# Deux journalistes iraniennes libérées sous caution
## Arrestation et condamnations
Deux journalistes iraniennes, Niloufar Hamedi et Elaheh Mohammadi, ont été libérées sous caution après avoir été emprisonnées pour leur rôle dans la révélation de la mort de Mahsa Amini en détention en 2022. Niloufar Hamedi, photographe pour le journal Shargh, a été condamnée à sept ans de prison, tandis qu’Elaheh Mohammadi, reporter pour le quotidien Ham Mihan, a écopé d’une peine de six ans de prison en 2023. Leur condamnation comprenait des accusations de collaboration avec les États-Unis, de complot contre la sécurité du pays et de propagande contre la République islamique.
## Mise en liberté temporaire
Les deux journalistes, bien que toujours interdites de sortie du territoire, ont été temporairement libérées sous caution de la prison d’Evine à Téhéran.
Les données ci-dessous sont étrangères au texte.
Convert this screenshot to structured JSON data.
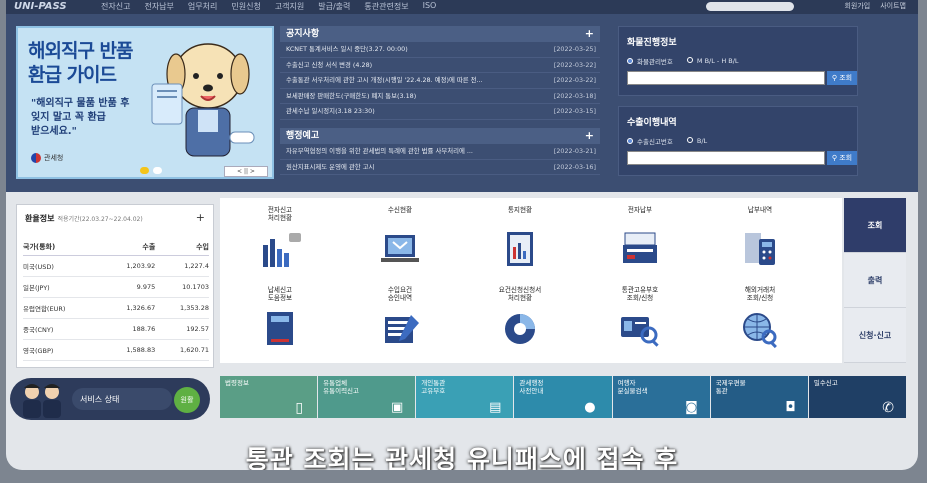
{
  "header": {
    "logo": "UNI-PASS",
    "menu": [
      "전자신고",
      "전자납부",
      "업무처리",
      "민원신청",
      "고객지원",
      "발급/출력",
      "통관관련정보",
      "ISO"
    ],
    "utils": [
      "회원가입",
      "사이트맵"
    ]
  },
  "banner": {
    "line1": "해외직구 반품",
    "line2": "환급 가이드",
    "line3": "\"해외직구 물품 반품 후",
    "line4": "잊지 말고 꼭 환급",
    "line5": "받으세요.\"",
    "org": "관세청",
    "pager": "< || >"
  },
  "notices": {
    "title": "공지사항",
    "items": [
      {
        "text": "KCNET 통계서비스 일시 중단(3.27. 00:00)",
        "date": "[2022-03-25]"
      },
      {
        "text": "수출신고 신청 서식 변경 (4.28)",
        "date": "[2022-03-22]"
      },
      {
        "text": "수출통관 서우처리에 관한 고시 개정(시행일 '22.4.28. 예정)에 따른 전...",
        "date": "[2022-03-22]"
      },
      {
        "text": "보세판매장 판매한도(구매한도) 폐지 통보(3.18)",
        "date": "[2022-03-18]"
      },
      {
        "text": "관세수납 일시정지(3.18 23:30)",
        "date": "[2022-03-15]"
      }
    ]
  },
  "admin": {
    "title": "행정예고",
    "items": [
      {
        "text": "자유무역협정의 이행을 위한 관세법의 특례에 관한 법률 사무처리에 ...",
        "date": "[2022-03-21]"
      },
      {
        "text": "원산지표시제도 운영에 관한 고시",
        "date": "[2022-03-16]"
      }
    ]
  },
  "cargo": {
    "title": "화물진행정보",
    "radio1": "화물관리번호",
    "radio2": "M B/L - H B/L",
    "button": "조회"
  },
  "export": {
    "title": "수출이행내역",
    "radio1": "수출신고번호",
    "radio2": "B/L",
    "button": "조회"
  },
  "fx": {
    "title": "환율정보",
    "period": "적용기간(22.03.27~22.04.02)",
    "headers": [
      "국가(통화)",
      "수출",
      "수입"
    ],
    "rows": [
      [
        "미국(USD)",
        "1,203.92",
        "1,227.4"
      ],
      [
        "일본(JPY)",
        "9.975",
        "10.1703"
      ],
      [
        "유럽연합(EUR)",
        "1,326.67",
        "1,353.28"
      ],
      [
        "중국(CNY)",
        "188.76",
        "192.57"
      ],
      [
        "영국(GBP)",
        "1,588.83",
        "1,620.71"
      ]
    ]
  },
  "service_status": {
    "label": "서비스 상태",
    "button": "원활"
  },
  "services": [
    {
      "l1": "전자신고",
      "l2": "처리현황",
      "icon": "bar-chart-icon"
    },
    {
      "l1": "수신현황",
      "l2": "",
      "icon": "laptop-mail-icon"
    },
    {
      "l1": "통지현황",
      "l2": "",
      "icon": "document-chart-icon"
    },
    {
      "l1": "전자납부",
      "l2": "",
      "icon": "payment-terminal-icon"
    },
    {
      "l1": "납부내역",
      "l2": "",
      "icon": "calculator-icon"
    },
    {
      "l1": "납세신고",
      "l2": "도움정보",
      "icon": "help-book-icon"
    },
    {
      "l1": "수입요건",
      "l2": "승인내역",
      "icon": "approval-icon"
    },
    {
      "l1": "요건신청신청서",
      "l2": "처리현황",
      "icon": "progress-icon"
    },
    {
      "l1": "통관고유부호",
      "l2": "조회/신청",
      "icon": "id-search-icon"
    },
    {
      "l1": "해외거래처",
      "l2": "조회/신청",
      "icon": "globe-search-icon"
    }
  ],
  "side_tabs": [
    "조회",
    "출력",
    "신청·신고"
  ],
  "tiles": [
    {
      "l1": "법령정보",
      "l2": "",
      "color": "#5a9e86"
    },
    {
      "l1": "유통업체",
      "l2": "유통이력신고",
      "color": "#4f9a8c"
    },
    {
      "l1": "개인통관",
      "l2": "고유부호",
      "color": "#3aa0b5"
    },
    {
      "l1": "관세행정",
      "l2": "사전안내",
      "color": "#2d8bab"
    },
    {
      "l1": "여행자",
      "l2": "분실물검색",
      "color": "#2a6f99"
    },
    {
      "l1": "국제우편물",
      "l2": "통관",
      "color": "#245c86"
    },
    {
      "l1": "밀수신고",
      "l2": "",
      "color": "#1f3f65"
    }
  ],
  "subtitle": "통관 조회는 관세청 유니패스에 접속 후"
}
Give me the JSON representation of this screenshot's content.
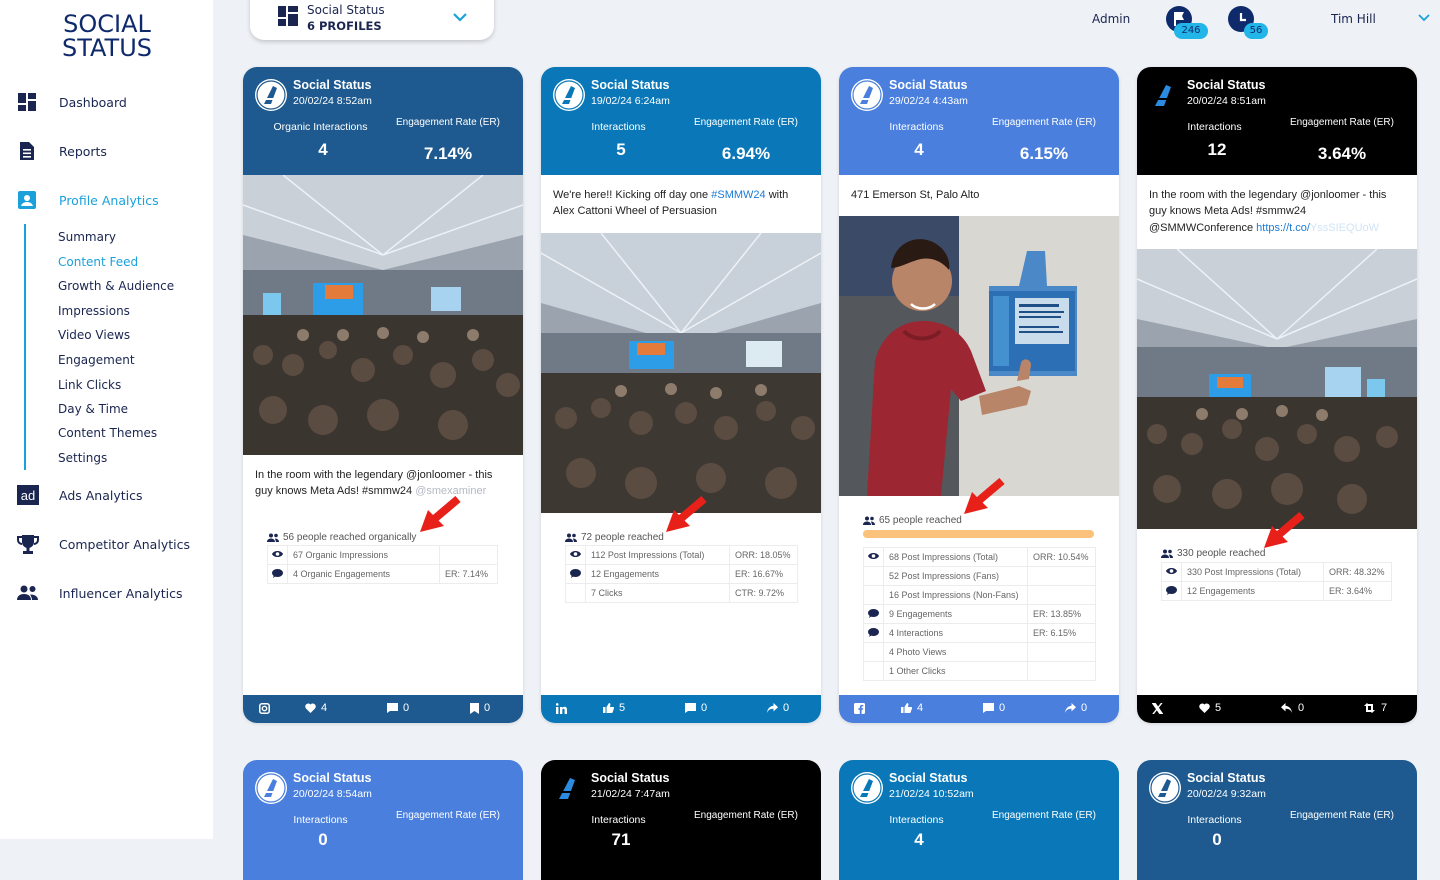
{
  "app": {
    "logo_line1": "SOCIAL",
    "logo_line2": "STATUS"
  },
  "sidebar": {
    "items": [
      {
        "label": "Dashboard",
        "icon": "dashboard-icon"
      },
      {
        "label": "Reports",
        "icon": "reports-icon"
      },
      {
        "label": "Profile Analytics",
        "icon": "profile-icon"
      },
      {
        "label": "Ads Analytics",
        "icon": "ads-icon"
      },
      {
        "label": "Competitor Analytics",
        "icon": "trophy-icon"
      },
      {
        "label": "Influencer Analytics",
        "icon": "people-icon"
      }
    ],
    "subitems": [
      "Summary",
      "Content Feed",
      "Growth & Audience",
      "Impressions",
      "Video Views",
      "Engagement",
      "Link Clicks",
      "Day & Time",
      "Content Themes",
      "Settings"
    ]
  },
  "header": {
    "profile_name": "Social Status",
    "profile_count": "6 PROFILES",
    "role": "Admin",
    "flag_count": "246",
    "clock_count": "56",
    "user": "Tim Hill"
  },
  "colors": {
    "instagram": "#1e5a8f",
    "linkedin": "#0a78b8",
    "facebook": "#4a7fdd",
    "x": "#000000",
    "accent": "#1aa1dc",
    "navy": "#1a2550"
  },
  "cards": [
    {
      "name": "Social Status",
      "date": "20/02/24 8:52am",
      "m1_label": "Organic Interactions",
      "m1_value": "4",
      "m2_label": "Engagement Rate (ER)",
      "m2_value": "7.14%",
      "text_a": "In the room with the legendary @jonloomer - this guy knows Meta Ads! #smmw24 ",
      "text_b": "@smexaminer",
      "reach": "56 people reached organically",
      "rows": [
        [
          "eye",
          "67 Organic Impressions",
          ""
        ],
        [
          "bubble",
          "4 Organic Engagements",
          "ER: 7.14%"
        ]
      ],
      "foot": {
        "likes": "4",
        "comments": "0",
        "saves": "0"
      }
    },
    {
      "name": "Social Status",
      "date": "19/02/24 6:24am",
      "m1_label": "Interactions",
      "m1_value": "5",
      "m2_label": "Engagement Rate (ER)",
      "m2_value": "6.94%",
      "text_a": "We're here!! Kicking off day one ",
      "text_link": "#SMMW24",
      "text_c": " with Alex Cattoni Wheel of Persuasion",
      "reach": "72 people reached",
      "rows": [
        [
          "eye",
          "112 Post Impressions (Total)",
          "ORR: 18.05%"
        ],
        [
          "bubble",
          "12 Engagements",
          "ER: 16.67%"
        ],
        [
          "",
          "7 Clicks",
          "CTR: 9.72%"
        ]
      ],
      "foot": {
        "likes": "5",
        "comments": "0",
        "shares": "0"
      }
    },
    {
      "name": "Social Status",
      "date": "29/02/24 4:43am",
      "m1_label": "Interactions",
      "m1_value": "4",
      "m2_label": "Engagement Rate (ER)",
      "m2_value": "6.15%",
      "text_a": "471 Emerson St, Palo Alto",
      "reach": "65 people reached",
      "rows": [
        [
          "eye",
          "68 Post Impressions (Total)",
          "ORR: 10.54%"
        ],
        [
          "",
          "52 Post Impressions (Fans)",
          ""
        ],
        [
          "",
          "16 Post Impressions (Non-Fans)",
          ""
        ],
        [
          "bubble",
          "9 Engagements",
          "ER: 13.85%"
        ],
        [
          "bubble",
          "4 Interactions",
          "ER: 6.15%"
        ],
        [
          "",
          "4 Photo Views",
          ""
        ],
        [
          "",
          "1 Other Clicks",
          ""
        ]
      ],
      "foot": {
        "likes": "4",
        "comments": "0",
        "shares": "0"
      }
    },
    {
      "name": "Social Status",
      "date": "20/02/24 8:51am",
      "m1_label": "Interactions",
      "m1_value": "12",
      "m2_label": "Engagement Rate (ER)",
      "m2_value": "3.64%",
      "text_a": "In the room with the legendary @jonloomer - this guy knows Meta Ads! #smmw24 @SMMWConference ",
      "text_link": "https://t.co/",
      "text_fade": "YssSIEQUoW",
      "reach": "330 people reached",
      "rows": [
        [
          "eye",
          "330 Post Impressions (Total)",
          "ORR: 48.32%"
        ],
        [
          "bubble",
          "12 Engagements",
          "ER: 3.64%"
        ]
      ],
      "foot": {
        "likes": "5",
        "replies": "0",
        "retweets": "7"
      }
    }
  ],
  "cards_row2": [
    {
      "name": "Social Status",
      "date": "20/02/24 8:54am",
      "m1_label": "Interactions",
      "m2_label": "Engagement Rate (ER)",
      "m1_value": "0"
    },
    {
      "name": "Social Status",
      "date": "21/02/24 7:47am",
      "m1_label": "Interactions",
      "m2_label": "Engagement Rate (ER)",
      "m1_value": "71"
    },
    {
      "name": "Social Status",
      "date": "21/02/24 10:52am",
      "m1_label": "Interactions",
      "m2_label": "Engagement Rate (ER)",
      "m1_value": "4"
    },
    {
      "name": "Social Status",
      "date": "20/02/24 9:32am",
      "m1_label": "Interactions",
      "m2_label": "Engagement Rate (ER)",
      "m1_value": "0"
    }
  ]
}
Elles devront attendre leur procès en appel, dont la date n’a pas encore été annoncée, pour connaître leur sort définitif. Cette libération a été annoncée par le quotidien réformateur Shargh et l’un des avocats des journalistes.
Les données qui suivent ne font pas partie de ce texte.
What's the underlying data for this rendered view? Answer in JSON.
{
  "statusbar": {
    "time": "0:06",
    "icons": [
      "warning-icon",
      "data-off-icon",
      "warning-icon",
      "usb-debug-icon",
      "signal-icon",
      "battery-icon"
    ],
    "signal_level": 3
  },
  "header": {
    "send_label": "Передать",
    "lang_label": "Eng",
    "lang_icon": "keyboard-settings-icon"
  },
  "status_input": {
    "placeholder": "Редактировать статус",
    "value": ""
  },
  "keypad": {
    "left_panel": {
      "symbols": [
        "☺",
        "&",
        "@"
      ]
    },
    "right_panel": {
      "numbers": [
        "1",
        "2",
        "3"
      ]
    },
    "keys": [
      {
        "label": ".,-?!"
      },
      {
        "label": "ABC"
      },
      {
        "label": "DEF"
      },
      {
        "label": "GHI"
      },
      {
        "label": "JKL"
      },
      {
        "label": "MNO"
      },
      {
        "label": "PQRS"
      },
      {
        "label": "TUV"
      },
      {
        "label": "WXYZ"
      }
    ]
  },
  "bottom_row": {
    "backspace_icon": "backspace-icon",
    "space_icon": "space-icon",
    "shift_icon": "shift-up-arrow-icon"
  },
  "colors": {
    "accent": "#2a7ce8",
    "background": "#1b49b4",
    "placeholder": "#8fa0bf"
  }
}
## Couverture du décès de Mahsa Amini
Niloufar Hamedi et Elaheh Mohammadi ont été arrêtées pour avoir couvert le décès de Mahsa Amini, une jeune Kurde de 22 ans, interpellée à Téhéran par la police des mœurs. Mahsa Amini avait été arrêtée pour avoir enfreint le code vestimentaire de la République islamique en ne portant pas le voile en public. Plus de 90 journalistes iraniens ont été inquiétés par les autorités lors des manifestations qui ont suivi cet événement.
## Soutien des organisations de défense de la liberté de la presse
Niloufar Hamedi et Elaheh Mohammadi ont bénéficié du soutien de nombreuses organisations de défense de la liberté de la presse, parmi lesquelles Reporters sans Frontières. Cette dernière a qualifié de « scandaleuse » la condamnation des deux femmes, affirmant qu’elles étaient « punies pour l’exercice de leur métier ».